Aduh... Mello… Mello... Kamu ini karakter cowo keren nan ganteng plus imut binti tampan yang disayang author, kok bisa-bisanya berbuat dan bertampang nista macem kuda nil. Oke, ngaco.
Saat dirinya sedang asik ber-nista ria, tiba-tiba seekor lalat masuk melalui lubang hidungnya, dan sontak, ia langsung teriak-teriak gaje sembari berusaha mengeluarkan lalat yang nyangsang di hidungnya. Mendengar teriakan Mello yang super duper hyper sangat kencang melebihi suara megaphone keluaran toa(?), orang-orang yang berada di mini market itu langsung mendadak budek plus tuli, nenek-nenek yang lagi asik numpang moles bedak gratisan, langsung kejang-kejang disko.
"Huaaa! Uuuh! Lalat sialan! Keluarr!" Mello masih tetap teguh mengeluarkan lalat dari hidungnya. Tetapi, bukan lalat yang keluar, melainkan ingus dan segala kotoran hidung Mello yang keluar, mengotori lantai.
Aduh, para readers yang budiman dan baik hati, harap jangan meniru makhluk super nista yang satu ini, yah... Keadaannya sungguh mengenaskan! Tuh, liat, hampir saja author kena lemparan shotgun-nya kalau tidak menghindar.
.
"Jadi, semuanya tiga juta yen..." seru petugas kasir yang babak belur, sehabis insiden gaje sepuluh menit yang lalu.
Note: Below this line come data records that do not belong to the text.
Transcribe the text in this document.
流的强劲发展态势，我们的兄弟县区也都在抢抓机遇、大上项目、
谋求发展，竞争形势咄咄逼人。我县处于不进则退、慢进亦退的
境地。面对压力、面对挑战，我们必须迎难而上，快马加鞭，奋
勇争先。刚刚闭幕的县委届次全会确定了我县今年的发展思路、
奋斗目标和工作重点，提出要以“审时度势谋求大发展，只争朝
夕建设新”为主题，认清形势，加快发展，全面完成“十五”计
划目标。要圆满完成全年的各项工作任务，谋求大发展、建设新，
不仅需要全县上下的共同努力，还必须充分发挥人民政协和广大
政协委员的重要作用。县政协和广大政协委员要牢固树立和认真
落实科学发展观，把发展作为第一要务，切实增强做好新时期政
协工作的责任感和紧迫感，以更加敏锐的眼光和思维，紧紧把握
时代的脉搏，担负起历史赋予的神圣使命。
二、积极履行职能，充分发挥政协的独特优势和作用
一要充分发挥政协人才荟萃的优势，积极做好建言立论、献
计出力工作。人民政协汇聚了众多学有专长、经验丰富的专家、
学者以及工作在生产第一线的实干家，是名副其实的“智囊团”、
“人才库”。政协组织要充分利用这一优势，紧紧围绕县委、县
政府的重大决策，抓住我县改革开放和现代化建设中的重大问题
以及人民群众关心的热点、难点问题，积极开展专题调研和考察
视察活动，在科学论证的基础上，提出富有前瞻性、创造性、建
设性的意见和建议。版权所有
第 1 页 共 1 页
"Uaaapaahh? Ga salah tuh? Saya kan cuma belanja susu kotak sama coklat lima bungkus doang, kok sampe tiga juta, bang?" seru Mello sembari menyemburkan kuah indomie(?).
"Bang... Bang... Emang saya abangmu apa? Ya jelas, situ mesti ganti rugi kulkas yang jebol sama pembersih lantai super kincolong buat bersihin lantai. Lagian, itu ingus apa lem, sih? Susah amat dibersiin," seketika itu juga, Mello segera melancarkan serangan death glare-nya kepada petugas kasir itu.
"I-iya, ma-maaf mbak... Eh, mas... Ampun ya mas, jangan bunuh saya," ujar petugas kasir itu ketakutan, sehingga hampir ngompol.
Setelah membayar, Mello pun, segera keluar dari mini market itu dengan kesal. Bibirnya monyong-monyong lima puluh senti, sembari komat kamit.
"Aaarrgh! Musim panas yang menyebalkan! Mana dompetku jadi tipis lagi! Huh! Kalau saja Matt tidak menyuruhku ke mini market untuk membeli susu kotak, ini pasti tidak akan terjadi!" Mello berjalan dengan kesal menuju apatermen tempat dirinya dan Matt tinggal.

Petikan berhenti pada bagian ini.